When we multiply using MIPS, the 64 bit result is split across 2 registers.
2147419572 * 3703353120 gives HI 1851621310, LO 888586880
2147419724 * 3703353120 gives HI 1851621441, LO 1157545344

We need to remove the bottom 48 bits. 32 of those bits are LO, the other 16 are the bottom half of HI.
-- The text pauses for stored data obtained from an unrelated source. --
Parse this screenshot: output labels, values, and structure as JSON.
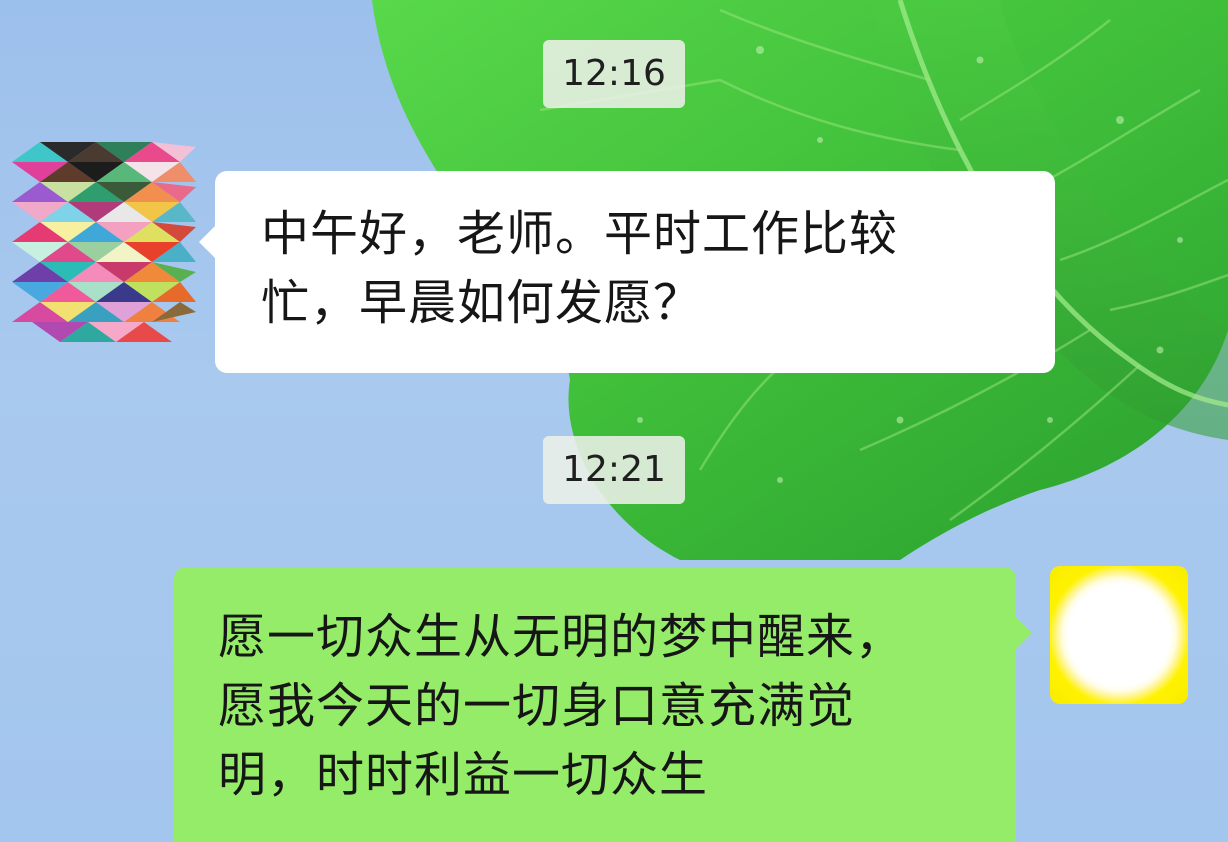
{
  "chat": {
    "messages": [
      {
        "type": "timestamp",
        "text": "12:16"
      },
      {
        "type": "incoming",
        "avatar": "geometric-pattern-avatar",
        "lines": [
          "中午好，老师。平时工作比较",
          "忙，早晨如何发愿？"
        ]
      },
      {
        "type": "timestamp",
        "text": "12:21"
      },
      {
        "type": "outgoing",
        "avatar": "sun-avatar",
        "lines": [
          "愿一切众生从无明的梦中醒来，",
          "愿我今天的一切身口意充满觉",
          "明，时时利益一切众生"
        ]
      }
    ]
  },
  "colors": {
    "incoming_bubble": "#ffffff",
    "outgoing_bubble": "#95ec69",
    "timestamp_bg": "#ecf0e8",
    "wallpaper_sky": "#a9c9ee",
    "wallpaper_leaf": "#3fbe3a"
  },
  "wallpaper": "green-leaf-on-blue-sky"
}
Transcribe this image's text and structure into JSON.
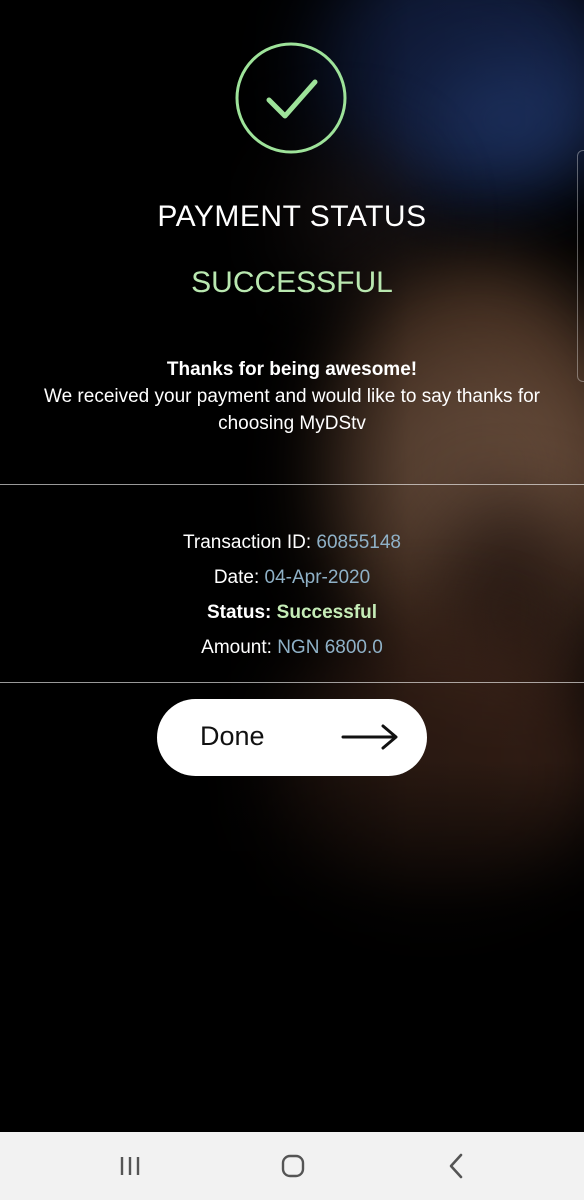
{
  "status": {
    "title": "PAYMENT STATUS",
    "result": "SUCCESSFUL",
    "icon": "check-circle-icon",
    "accent_color": "#9ee39a"
  },
  "message": {
    "heading": "Thanks for being awesome!",
    "body": "We received your payment and would like to say thanks for choosing MyDStv"
  },
  "transaction": {
    "id_label": "Transaction ID:",
    "id_value": "60855148",
    "date_label": "Date:",
    "date_value": "04-Apr-2020",
    "status_label": "Status:",
    "status_value": "Successful",
    "amount_label": "Amount:",
    "amount_value": "NGN 6800.0"
  },
  "actions": {
    "done_label": "Done",
    "done_icon": "arrow-right-icon"
  },
  "system_nav": {
    "recents_icon": "recents-icon",
    "home_icon": "home-icon",
    "back_icon": "back-icon"
  }
}
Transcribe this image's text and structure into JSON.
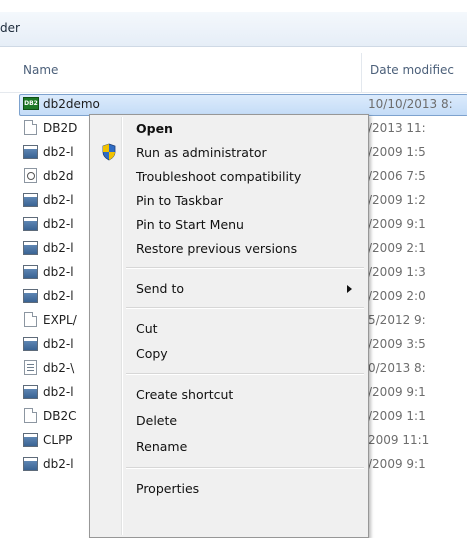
{
  "breadcrumb": {
    "text": "der"
  },
  "columns": {
    "name": "Name",
    "date_modified": "Date modifiec"
  },
  "files": [
    {
      "icon": "db2-app-icon",
      "kind": "db2",
      "name": "db2demo",
      "date": "10/10/2013 8:",
      "selected": true
    },
    {
      "icon": "document-icon",
      "kind": "doc",
      "name": "DB2D",
      "date": "/2013 11:"
    },
    {
      "icon": "application-icon",
      "kind": "exe",
      "name": "db2-l",
      "date": "/2009 1:5"
    },
    {
      "icon": "settings-file-icon",
      "kind": "cfg",
      "name": "db2d",
      "date": "/2006 7:5"
    },
    {
      "icon": "application-icon",
      "kind": "exe",
      "name": "db2-l",
      "date": "/2009 1:2"
    },
    {
      "icon": "application-icon",
      "kind": "exe",
      "name": "db2-l",
      "date": "/2009 9:1"
    },
    {
      "icon": "application-icon",
      "kind": "exe",
      "name": "db2-l",
      "date": "/2009 2:1"
    },
    {
      "icon": "application-icon",
      "kind": "exe",
      "name": "db2-l",
      "date": "/2009 1:3"
    },
    {
      "icon": "application-icon",
      "kind": "exe",
      "name": "db2-l",
      "date": "/2009 2:0"
    },
    {
      "icon": "document-icon",
      "kind": "doc",
      "name": "EXPL/",
      "date": "5/2012 9:"
    },
    {
      "icon": "application-icon",
      "kind": "exe",
      "name": "db2-l",
      "date": "/2009 3:5"
    },
    {
      "icon": "text-file-icon",
      "kind": "txt",
      "name": "db2-\\",
      "date": "0/2013 8:"
    },
    {
      "icon": "application-icon",
      "kind": "exe",
      "name": "db2-l",
      "date": "/2009 9:1"
    },
    {
      "icon": "document-icon",
      "kind": "doc",
      "name": "DB2C",
      "date": "/2009 1:1"
    },
    {
      "icon": "application-icon",
      "kind": "exe",
      "name": "CLPP",
      "date": "2009 11:1"
    },
    {
      "icon": "application-icon",
      "kind": "exe",
      "name": "db2-l",
      "date": "/2009 9:1"
    }
  ],
  "context_menu": {
    "open": "Open",
    "run_as_admin": "Run as administrator",
    "troubleshoot": "Troubleshoot compatibility",
    "pin_taskbar": "Pin to Taskbar",
    "pin_start": "Pin to Start Menu",
    "restore_versions": "Restore previous versions",
    "send_to": "Send to",
    "cut": "Cut",
    "copy": "Copy",
    "create_shortcut": "Create shortcut",
    "delete": "Delete",
    "rename": "Rename",
    "properties": "Properties"
  },
  "colors": {
    "selection": "#cce8ff",
    "menu_bg": "#f0f0f0",
    "shield_blue": "#2f6cc4",
    "shield_yellow": "#f2c200"
  }
}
Let’s look at the top and bottom 16 bits of HI.
1851621310 splits as 28253 32702, in hexadecimal 0x6e5d 0x7fbe
1851621441 splits as 28253 32833, in hexadecimal 0x6e5d 0x8041

To round up when those bottom 16 bits are 2^15 or more, we can start by adding 2^15, and then we’ll discard the bottom 16 bits.

1851621310 + 2^15 = 1851654078, splits as 28253 65470, in hexadecimal 0x6e5d 0xffbe
1851621441 + 2^15 = 1851654209, splits as 28254 00065, in hexadecimal 0x6e5e 0x0041

We have the results 28253 and 28254 that we were seeking.

Here is a simpler example of the same technique:

Suppose we needed to divide by 5.3333333333…

This is the same as multiplying by 0.1875

We can scale that up by 2^4: 0.1875 * 2^4 = 3

Now we can perform an integer multiplication.

As our last step, we will need to remove the bottom 4 bits from the result. Using the two registers from the MIPS multiplication result, we would conceptually have ((HI << 32) | LO) >> 4, which becomes (HI << 28) | (LO >> 4)

Adjustments can be made for rounding.

Thanks! That is really interesting.

With my new iteration, each planet uses its own scaling.